Then the classroom emptied like someone had pulled a plug on a bathtub full of loud idiots.

Naruto sprinted out first, still arguing with thin air about how he was definitely going to be Hokage. Sasuke followed at a civilized walk, like he was too cool to acknowledge gravity.

I lingered.

My hitai-ate felt strangely heavy on my forehead. It still smelled faintly like metal dust and Iruka's chalk hands.

"Hey. Sylvie."

Iruka's voice cut through the leftover chatter.

I turned to see him by the door, clutching a small wrapped parcel and a stack of papers. His expression was that special blend of tired and soft that he reserved for kids who were probably about to make his life harder.

"Yes, sensei?" I tried to sound like a Responsible Kunoichi™ and not the girl who had nearly stabbed herself with a brush this morning.

"Can you run something down to the supply office for me?" he asked, holding out the parcel. "The mission office is swamped.

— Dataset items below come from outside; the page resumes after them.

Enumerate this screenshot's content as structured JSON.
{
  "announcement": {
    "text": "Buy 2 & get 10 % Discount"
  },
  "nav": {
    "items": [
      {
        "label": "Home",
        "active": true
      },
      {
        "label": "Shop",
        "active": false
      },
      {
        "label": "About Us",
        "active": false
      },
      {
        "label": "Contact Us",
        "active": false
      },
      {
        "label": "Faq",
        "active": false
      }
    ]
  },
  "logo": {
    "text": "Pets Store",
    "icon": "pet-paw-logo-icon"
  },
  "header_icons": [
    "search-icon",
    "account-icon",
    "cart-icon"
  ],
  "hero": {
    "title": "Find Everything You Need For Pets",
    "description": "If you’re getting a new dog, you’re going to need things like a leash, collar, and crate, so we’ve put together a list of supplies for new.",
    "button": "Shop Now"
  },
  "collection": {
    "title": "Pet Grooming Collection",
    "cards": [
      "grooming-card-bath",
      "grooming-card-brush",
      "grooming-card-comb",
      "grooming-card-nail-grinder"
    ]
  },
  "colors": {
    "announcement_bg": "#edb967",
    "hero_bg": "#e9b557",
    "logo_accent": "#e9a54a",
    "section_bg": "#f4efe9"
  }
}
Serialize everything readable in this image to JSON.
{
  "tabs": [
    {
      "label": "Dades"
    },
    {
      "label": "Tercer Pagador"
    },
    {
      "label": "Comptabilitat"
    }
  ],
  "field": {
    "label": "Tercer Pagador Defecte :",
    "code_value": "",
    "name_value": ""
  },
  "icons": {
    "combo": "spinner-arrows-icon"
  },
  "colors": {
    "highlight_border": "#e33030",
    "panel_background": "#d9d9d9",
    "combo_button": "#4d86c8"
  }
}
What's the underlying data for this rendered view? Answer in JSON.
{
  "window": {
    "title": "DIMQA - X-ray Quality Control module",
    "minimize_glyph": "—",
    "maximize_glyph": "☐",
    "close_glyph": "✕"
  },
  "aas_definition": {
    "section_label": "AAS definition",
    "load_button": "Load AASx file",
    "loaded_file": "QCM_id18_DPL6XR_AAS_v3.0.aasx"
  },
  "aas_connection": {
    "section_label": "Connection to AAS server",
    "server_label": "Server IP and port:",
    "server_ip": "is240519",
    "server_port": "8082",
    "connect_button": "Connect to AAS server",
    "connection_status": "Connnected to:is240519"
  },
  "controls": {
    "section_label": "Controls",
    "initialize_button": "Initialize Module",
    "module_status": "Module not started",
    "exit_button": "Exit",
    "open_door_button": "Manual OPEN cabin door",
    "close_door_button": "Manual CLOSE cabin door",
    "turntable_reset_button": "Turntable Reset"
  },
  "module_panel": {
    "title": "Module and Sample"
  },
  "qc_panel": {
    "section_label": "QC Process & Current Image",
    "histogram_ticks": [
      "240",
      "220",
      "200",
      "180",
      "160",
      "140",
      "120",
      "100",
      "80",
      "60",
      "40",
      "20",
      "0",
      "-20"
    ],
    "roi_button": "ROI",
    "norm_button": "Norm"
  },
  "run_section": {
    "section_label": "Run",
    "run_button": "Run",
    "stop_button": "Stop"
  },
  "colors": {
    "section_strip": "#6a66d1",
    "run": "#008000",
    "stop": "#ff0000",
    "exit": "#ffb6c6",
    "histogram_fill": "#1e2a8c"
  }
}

They need these requisition forms delivered. It's… technically not an official mission," he admitted, a little sheepish, "but you'd be doing me a favor."

My heart did a weird little stutter.

Not a mission-mission. Just an errand. But it was still leaving the academy with a task and coming back with results.

"I can do that," I said, maybe too fast.

His mouth twitched like he wanted to smile but knew that would be encouraging my nonsense. "Straight to the supply office by the east wall. Don't open it. Don't get distracted. Just go there and come back. Got it?"

So: no detours, no doodling in the margins of reality. Fine.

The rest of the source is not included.